Another part of the pressure may have been from leaders of groups like the Anti-Defamation League who didn’t like the idea of a terrible figure like Hitler being co-opted for Internet laughs. Abraham Foxman, the national director of the ADL, also chimed in about the videos to the AP: “We find them offensive. We feel that they trivialize not only the Holocaust but World War II. Hitler is not a cartoon character."
Many argued that the clips were within the realm of fair use, and making them couldn’t be stopped whether people felt a moral outrage or not. In fact, Constantin’s move had the adverse effect, with Hitler Reacts videos spiking in popularity with uploads featuring the angry Führer at an all time high in 2010.
Controversies surrounding the videos steadily swelled, with an investment banker being fired after sharing a version of a video in a company newsletter, to forcing a Scottish politician to resign after using a version of the video to parody an opponent.

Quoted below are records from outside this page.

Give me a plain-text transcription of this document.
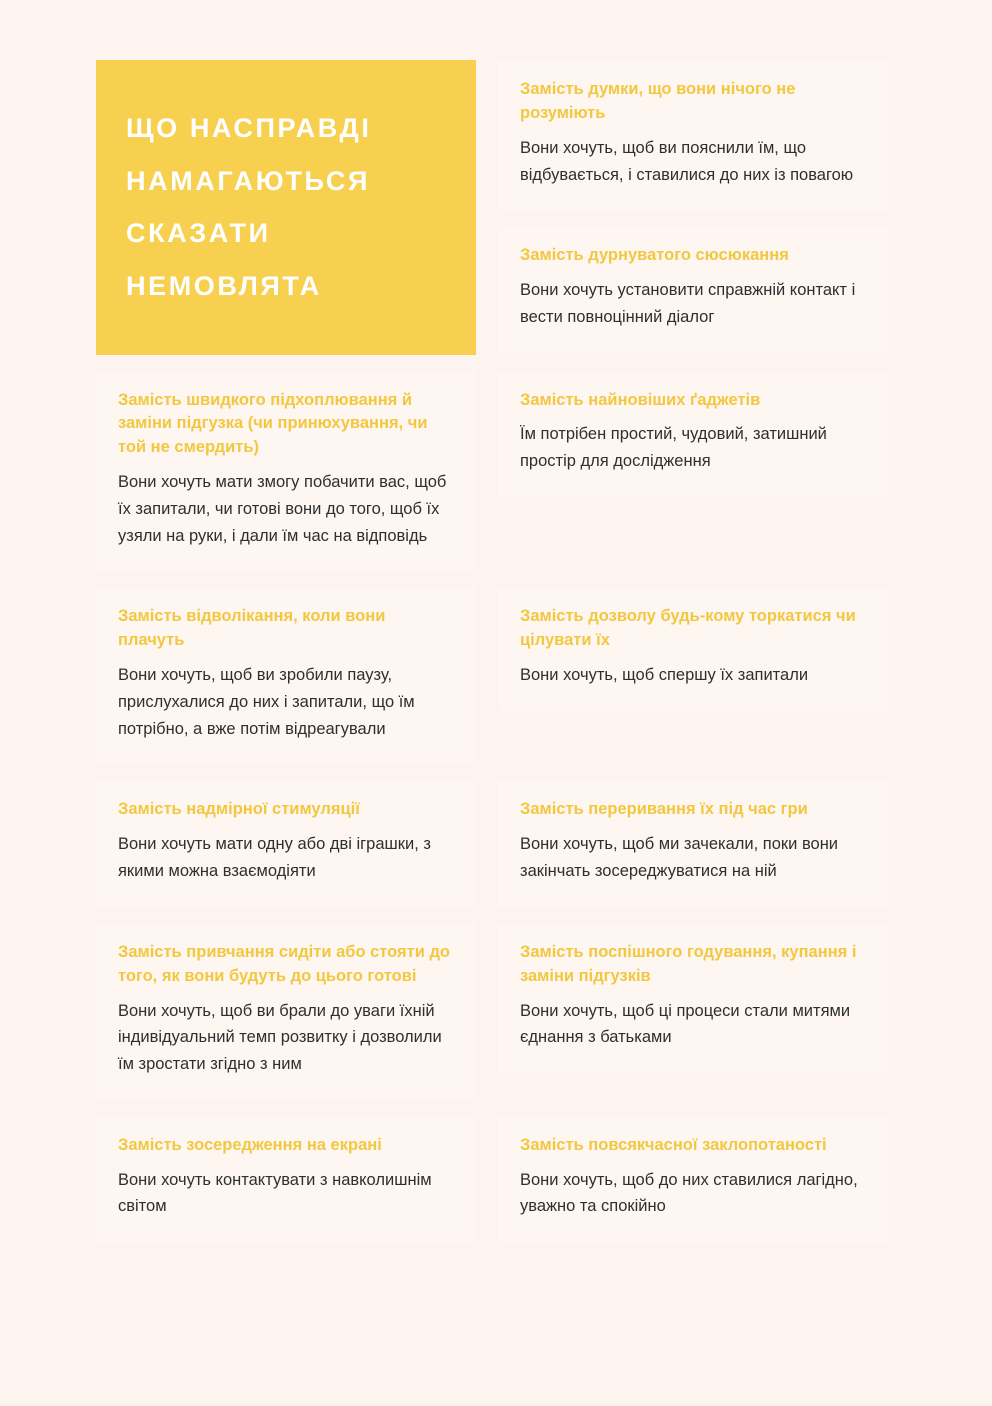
ЩО НАСПРАВДІ НАМАГАЮТЬСЯ СКАЗАТИ НЕМОВЛЯТА
Замість думки, що вони нічого не розуміють

Вони хочуть, щоб ви пояснили їм, що відбувається, і ставилися до них із повагою

Замість дурнуватого сюсюкання

Вони хочуть установити справжній контакт і вести повноцінний діалог

Замість швидкого підхоплювання й заміни підгузка (чи принюхування, чи той не смердить)

Вони хочуть мати змогу побачити вас, щоб їх запитали, чи готові вони до того, щоб їх узяли на руки, і дали їм час на відповідь

Замість найновіших ґаджетів

Їм потрібен простий, чудовий, затишний простір для дослідження

Замість відволікання, коли вони плачуть

Вони хочуть, щоб ви зробили паузу, прислухалися до них і запитали, що їм потрібно, а вже потім відреагували

Замість дозволу будь-кому торкатися чи цілувати їх

Вони хочуть, щоб спершу їх запитали

Замість надмірної стимуляції

Вони хочуть мати одну або дві іграшки, з якими можна взаємодіяти

Замість переривання їх під час гри

Вони хочуть, щоб ми зачекали, поки вони закінчать зосереджуватися на ній

Замість привчання сидіти або стояти до того, як вони будуть до цього готові

Вони хочуть, щоб ви брали до уваги їхній індивідуальний темп розвитку і дозволили їм зростати згідно з ним

Замість поспішного годування, купання і заміни підгузків

Вони хочуть, щоб ці процеси стали митями єднання з батьками

Замість зосередження на екрані

Вони хочуть контактувати з навколишнім світом

Замість повсякчасної заклопотаності

Вони хочуть, щоб до них ставилися лагідно, уважно та спокійно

Depending on your point of view, the videos seem so controversial because of the potentially flippant way they deal with Hitler and Nazism. According to Virginia Heffernan in the New York Times, the man in the videos “becomes not the author of the Holocaust but a salty dog who, though all is lost, doesn’t stop piercing pretense and speaking in slangy, heartfelt language, expressing the most deeply felt needs of the human id.” Part of the problem is that it may not be so wise to equate Hitler with the basic subconscious of an everyman.
But the appeal may be in the fact that we no longer think of the person in the film as Adolf Hitler, the main perpetrator of the defining atrocity of the 20th century, but instead we think of the performative aspects of the extended blow-up as a laughable, melodramatic lampooning of him.
It is no longer a drama but a complete farce, and we’re most definitely laughing at him. By ridiculing him with absurdist pop culture references it renders his hateful message and everything he stood for impotent. The videos effectively disempower Hitler as a meaningful figure, and that’s a good thing.
Though not as popular as it was in its heyday, new videos are still created everyday and maintained on places like the Hitler Rants Parodies page on YouTube. It’s so topical that a Hitler Reacts video has already been made for Sepp Blatter’s recent controversial resignation from FIFA.
As long as someone has a hot take, it seems like Hitler Reacts videos are here to stay.